Cintia Ganotti, 30 anos, mãe de uma aluna do 4º ano, reclama que sua filha não quer mais estudar. “Ela está muito chateada”, conta. “Falaram que iam fechar a escola”, diz uma aluna de 10 anos, do 5º ano. A Secretaria nega que a escola será fechada e destaca que as informações são falsas e descabidas (veja nota abaixo). A direção da escola, segundo a secretaria, está a disposição para esclarecer dúvidas dos pais e alunos.

Alunos negam ajuda
A reportagem ouviu outros três estudantes que negaram ter recebido ajuda de professores durante a prova do Saresp. Ao contrário dos alunos que afirmam ter recebido auxílio da professora com quem tinham aula, esses estudantes dizem que somente uma docente de outra escola estava na sala durante a avaliação. Eles reconhecem, no entanto, que não foram os últimos a deixar a sala.

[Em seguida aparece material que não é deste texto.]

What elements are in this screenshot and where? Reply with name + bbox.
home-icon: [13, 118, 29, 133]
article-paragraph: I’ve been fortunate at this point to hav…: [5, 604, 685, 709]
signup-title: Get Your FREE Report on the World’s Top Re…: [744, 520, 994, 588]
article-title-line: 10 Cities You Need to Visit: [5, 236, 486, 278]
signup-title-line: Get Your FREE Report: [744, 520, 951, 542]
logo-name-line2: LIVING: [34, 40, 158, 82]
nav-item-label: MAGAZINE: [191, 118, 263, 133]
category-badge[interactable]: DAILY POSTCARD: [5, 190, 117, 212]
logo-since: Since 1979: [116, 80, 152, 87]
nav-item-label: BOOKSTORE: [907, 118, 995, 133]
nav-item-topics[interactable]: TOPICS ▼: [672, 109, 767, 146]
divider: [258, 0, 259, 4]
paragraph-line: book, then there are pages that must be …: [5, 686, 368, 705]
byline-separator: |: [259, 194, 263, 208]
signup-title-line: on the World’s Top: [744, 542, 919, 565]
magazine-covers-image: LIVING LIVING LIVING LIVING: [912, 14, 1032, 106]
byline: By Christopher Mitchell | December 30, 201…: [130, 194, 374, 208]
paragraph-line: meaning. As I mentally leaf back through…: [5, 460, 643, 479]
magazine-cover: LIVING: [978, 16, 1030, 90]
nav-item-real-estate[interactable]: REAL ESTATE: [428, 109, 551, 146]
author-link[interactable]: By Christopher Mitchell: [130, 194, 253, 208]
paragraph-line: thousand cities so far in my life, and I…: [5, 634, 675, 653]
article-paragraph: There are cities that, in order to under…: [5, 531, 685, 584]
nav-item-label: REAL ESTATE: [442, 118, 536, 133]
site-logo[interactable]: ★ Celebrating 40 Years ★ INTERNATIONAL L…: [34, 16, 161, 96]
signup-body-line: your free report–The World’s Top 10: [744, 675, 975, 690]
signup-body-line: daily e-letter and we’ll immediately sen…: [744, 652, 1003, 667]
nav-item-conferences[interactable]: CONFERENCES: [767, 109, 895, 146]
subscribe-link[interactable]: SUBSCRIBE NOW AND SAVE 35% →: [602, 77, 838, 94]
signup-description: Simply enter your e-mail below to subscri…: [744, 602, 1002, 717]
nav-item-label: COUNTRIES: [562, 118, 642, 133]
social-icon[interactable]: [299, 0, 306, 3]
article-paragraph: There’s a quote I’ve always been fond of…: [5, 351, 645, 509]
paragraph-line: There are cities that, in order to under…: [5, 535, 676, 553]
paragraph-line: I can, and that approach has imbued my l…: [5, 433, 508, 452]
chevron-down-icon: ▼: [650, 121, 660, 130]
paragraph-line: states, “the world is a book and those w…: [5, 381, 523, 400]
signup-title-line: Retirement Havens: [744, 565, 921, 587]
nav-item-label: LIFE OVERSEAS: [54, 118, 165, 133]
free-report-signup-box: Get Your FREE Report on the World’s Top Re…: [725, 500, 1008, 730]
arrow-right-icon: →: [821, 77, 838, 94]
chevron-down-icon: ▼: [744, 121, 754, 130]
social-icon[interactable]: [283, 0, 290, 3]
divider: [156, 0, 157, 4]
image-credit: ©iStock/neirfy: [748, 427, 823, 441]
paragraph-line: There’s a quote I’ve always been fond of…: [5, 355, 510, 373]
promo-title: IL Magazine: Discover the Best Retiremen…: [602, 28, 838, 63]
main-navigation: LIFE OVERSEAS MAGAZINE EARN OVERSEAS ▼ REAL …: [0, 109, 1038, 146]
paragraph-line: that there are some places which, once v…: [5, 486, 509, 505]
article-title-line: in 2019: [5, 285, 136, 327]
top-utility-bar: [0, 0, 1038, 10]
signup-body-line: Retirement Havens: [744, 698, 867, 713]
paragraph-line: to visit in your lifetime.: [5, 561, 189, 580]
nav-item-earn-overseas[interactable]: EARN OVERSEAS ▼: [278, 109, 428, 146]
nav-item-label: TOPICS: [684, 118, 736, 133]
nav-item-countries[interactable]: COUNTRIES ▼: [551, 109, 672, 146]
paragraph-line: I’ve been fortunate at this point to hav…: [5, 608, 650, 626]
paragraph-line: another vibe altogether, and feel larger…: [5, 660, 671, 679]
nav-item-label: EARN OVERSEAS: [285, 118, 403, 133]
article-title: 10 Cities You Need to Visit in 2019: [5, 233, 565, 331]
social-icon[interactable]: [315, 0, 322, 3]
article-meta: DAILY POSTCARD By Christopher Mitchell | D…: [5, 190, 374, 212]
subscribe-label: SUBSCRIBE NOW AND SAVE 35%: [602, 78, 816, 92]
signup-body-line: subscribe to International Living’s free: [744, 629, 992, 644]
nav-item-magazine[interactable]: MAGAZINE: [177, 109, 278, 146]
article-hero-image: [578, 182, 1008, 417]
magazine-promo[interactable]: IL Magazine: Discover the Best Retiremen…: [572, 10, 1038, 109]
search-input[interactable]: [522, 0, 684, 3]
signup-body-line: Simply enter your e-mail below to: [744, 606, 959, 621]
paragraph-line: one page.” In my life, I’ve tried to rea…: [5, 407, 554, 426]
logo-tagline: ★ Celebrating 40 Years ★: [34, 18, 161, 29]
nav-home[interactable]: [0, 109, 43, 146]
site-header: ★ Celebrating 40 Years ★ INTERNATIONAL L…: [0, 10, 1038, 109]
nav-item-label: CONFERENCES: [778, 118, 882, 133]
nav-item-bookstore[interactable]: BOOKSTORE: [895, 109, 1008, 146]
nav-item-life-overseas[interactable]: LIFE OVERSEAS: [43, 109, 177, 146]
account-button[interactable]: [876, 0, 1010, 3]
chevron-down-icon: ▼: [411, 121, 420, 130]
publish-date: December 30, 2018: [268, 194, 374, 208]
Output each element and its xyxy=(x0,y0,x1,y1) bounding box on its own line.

“Achei a prova fácil, porque a professora tinha explicado tudo durante o ano e dado muitos exercícios”, conta uma aluna de 11 anos. Um aluno de 10 anos diz que teve dúvidas em algumas questões, mas que conseguiu responder tudo. Ele conta que suas notas na escola variavam entre 6 e 8.

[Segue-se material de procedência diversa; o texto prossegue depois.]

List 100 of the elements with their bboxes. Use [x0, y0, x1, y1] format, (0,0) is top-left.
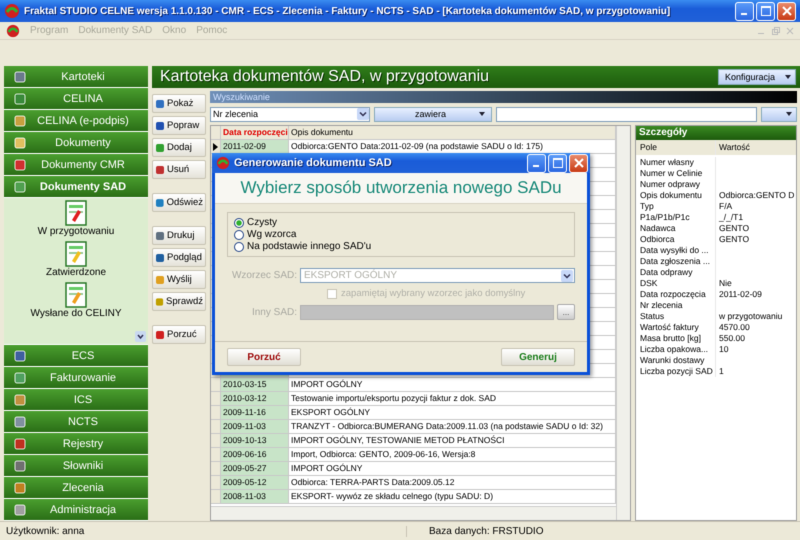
module-icon	[14, 372, 26, 384]
table-cell: IMPORT OGÓLNY	[289, 378, 616, 392]
scroll-down-icon[interactable]	[135, 331, 146, 342]
field-name: Masa brutto [kg]	[636, 333, 716, 344]
table-cell: 2010-03-12	[221, 392, 289, 406]
operator-dropdown[interactable]: zawiera	[374, 106, 492, 122]
table-cell: IMPORT OGÓLNY, TESTOWANIE METOD PŁATNOŚCI	[289, 434, 616, 448]
action-icon	[155, 296, 164, 306]
module-icon	[14, 136, 26, 148]
status-database: Baza danych: FRSTUDIO	[406, 526, 544, 536]
search-input[interactable]	[496, 106, 757, 122]
sidebar-group[interactable]: Zlecenia	[4, 477, 148, 498]
sidebar-group[interactable]: Kartoteki	[4, 66, 148, 87]
app-logo-icon	[6, 24, 20, 38]
column-header[interactable]: Data rozpoczęci	[221, 126, 289, 140]
module-icon	[14, 482, 26, 494]
sidebar-group[interactable]: Dokumenty	[4, 132, 148, 153]
sidebar-group[interactable]: Administracja	[4, 499, 148, 520]
table-cell: Odbiorca: TERRA-PARTS Data:2009.05.12	[289, 476, 616, 490]
field-name: Liczba pozycji SAD	[636, 366, 716, 377]
module-icon	[14, 416, 26, 428]
sidebar-group[interactable]: CELINA	[4, 88, 148, 109]
table-cell: IMPORT OGÓLNY	[289, 462, 616, 476]
field-name: Liczba opakowa...	[636, 344, 716, 355]
generate-button[interactable]: Generuj	[501, 348, 575, 366]
action-button[interactable]: Porzuć	[152, 325, 206, 344]
sidebar-group[interactable]: Rejestry	[4, 433, 148, 454]
field-value: GENTO	[718, 223, 750, 234]
sidebar-item[interactable]: Zatwierdzone	[46, 241, 106, 278]
sidebar-group[interactable]: Fakturowanie	[4, 367, 148, 388]
minimize-button[interactable]	[735, 2, 754, 20]
sidebar-group[interactable]: Dokumenty SAD	[4, 176, 148, 197]
module-icon	[14, 438, 26, 450]
field-label: Wzorzec SAD:	[230, 270, 297, 281]
sidebar-group[interactable]: Słowniki	[4, 455, 148, 476]
radio-option[interactable]: Wg wzorca	[234, 229, 568, 240]
vertical-scrollbar[interactable]	[616, 126, 630, 520]
close-icon	[574, 158, 584, 168]
table-cell: 2009-05-27	[221, 462, 289, 476]
maximize-button[interactable]	[548, 154, 567, 172]
radio-button[interactable]	[234, 230, 244, 240]
app-logo-icon	[4, 3, 20, 19]
radio-button[interactable]	[234, 242, 244, 252]
sidebar-group[interactable]: CELINA (e-podpis)	[4, 110, 148, 131]
table-cell: 2009-11-03	[221, 420, 289, 434]
field-value: w przygotowaniu	[718, 311, 784, 322]
action-button[interactable]: Podgląd	[152, 248, 206, 267]
maximize-button[interactable]	[756, 2, 775, 20]
caret-icon	[785, 75, 791, 79]
action-button[interactable]: Wyślij	[152, 270, 206, 289]
action-button[interactable]: Pokaż	[152, 94, 206, 113]
sidebar-group[interactable]: NCTS	[4, 411, 148, 432]
module-icon	[14, 70, 26, 82]
sidebar-item[interactable]: W przygotowaniu	[38, 200, 114, 237]
table-cell: 2009-06-16	[221, 448, 289, 462]
module-icon	[14, 504, 26, 516]
search-section-header: Wyszukiwanie	[210, 91, 797, 103]
action-icon	[155, 252, 165, 262]
module-icon	[14, 158, 26, 170]
radio-option[interactable]: Na podstawie innego SAD'u	[234, 241, 568, 252]
document-icon	[64, 282, 88, 308]
field-name: Odbiorca	[636, 234, 716, 245]
action-icon	[155, 142, 165, 152]
action-button[interactable]: Sprawdź	[152, 292, 206, 311]
action-button[interactable]: Odśwież	[152, 193, 206, 212]
radio-button[interactable]	[234, 218, 244, 228]
column-header[interactable]: Opis dokumentu	[289, 126, 616, 140]
close-button[interactable]	[569, 154, 588, 172]
column-header: Pole	[636, 140, 716, 155]
maximize-icon	[552, 158, 562, 168]
module-icon	[14, 350, 26, 362]
page-title: Kartoteka dokumentów SAD, w przygotowaniu	[160, 68, 490, 86]
sidebar-item[interactable]: Wysłane do CELINY	[30, 282, 122, 319]
sidebar-group[interactable]: ECS	[4, 345, 148, 366]
table-cell: 2010-03-15	[221, 378, 289, 392]
sidebar-group[interactable]: Dokumenty CMR	[4, 154, 148, 175]
horizontal-scrollbar[interactable]	[211, 506, 616, 520]
configuration-dropdown[interactable]: Konfiguracja	[718, 69, 796, 85]
search-field-dropdown[interactable]: Nr zlecenia	[210, 106, 370, 122]
field-name: Typ	[636, 201, 716, 212]
field-name: P1a/P1b/P1c	[636, 212, 716, 223]
sidebar-group[interactable]: ICS	[4, 389, 148, 410]
table-cell: 2008-11-03	[221, 490, 289, 504]
radio-option[interactable]: Czysty	[234, 217, 568, 228]
action-icon	[155, 120, 165, 130]
dialog-heading: Wybierz sposób utworzenia nowego SADu	[215, 173, 587, 204]
table-cell: 2009-05-12	[221, 476, 289, 490]
cancel-button[interactable]: Porzuć	[227, 348, 301, 366]
action-button[interactable]: Usuń	[152, 160, 206, 179]
caret-icon	[479, 112, 485, 116]
action-button[interactable]: Popraw	[152, 116, 206, 135]
action-button[interactable]: Dodaj	[152, 138, 206, 157]
field-name: DSK	[636, 278, 716, 289]
module-icon	[14, 92, 26, 104]
search-options-dropdown[interactable]	[761, 106, 797, 122]
maximize-icon	[760, 6, 770, 16]
action-button[interactable]: Drukuj	[152, 226, 206, 245]
minimize-button[interactable]	[527, 154, 546, 172]
close-button[interactable]	[777, 2, 796, 20]
action-icon	[155, 164, 165, 174]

“A escola é o único benefício para nós, a gente tem que lutar, tem que defender. A gente quer provar a verdade e mostrar que (a nota) foi mérito das crianças”, afirma Talita Garcia, 28 anos, mãe de um dos alunos. Ela conta que estudou na Reverendo Augusto da Silva Dourado, quando a escola era um “vagão de trem”, e destaca as melhorias na infraestrutura conquistadas pela unidade nos últimos anos, como a construção da quadra.

Elenice Farias Ferreira da Silva, de 29 anos, também ex-aluna da escola, afirma que sua filha é ótima aluna e só tira nota 10. “Não acredito que a diretora ou a professora teriam coragem de fazer uma coisa dessas (fraudar o Saresp)”, defende. As mães ouvidas pela reportagem não sabiam que o bom desempenho dos estudantes garante bônus aos profissionais da escola, que podem ultrapassar R$ 8 mil.

Veja a nota da Secretaria da Educação do Estado de São Paulo, esclarecendo que a escola não será fechada :

As afirmações sobre a possibilidade de fechamento da Escola Estadual Reverendo Augusto da Silva Dourado, apresentadas pela reportagem, são, além de falsas, descabidas no que se refere às providências que poderão ser tomadas a partir da apuração sobre a aplicação da prova do Saresp na referida unidade.

Se forem confirmadas as denúncias veiculadas sobre a aplicação da prova, os responsáveis serão punidos na forma da lei. Enquanto não forem concluídos os trabalhos de apuração, a Administração não se pronunciará sobre eles nem sobre pessoas envolvidas no caso.

Quaisquer que venham a ser as conclusões da averiguação em andamento, nenhuma delas poderá justificar o que está sendo irresponsavelmente propalado por meio de boatos e apresentado à Secretaria da Educação do Estado de São Paulo pela reportagem. Na medida em que não encontram nenhum fundamento nos procedimentos correcionais da Administração Pública, essas afirmações são levianas, não colaboram para o esclarecimento dos fatos que estão sendo apurados e, acima de tudo, prejudicam a rotina da comunidade escolar, principalmente dos alunos e de seus familiares. Portanto, sua divulgação, por quaisquer meios, não pode ter outra motivação senão a má-fé.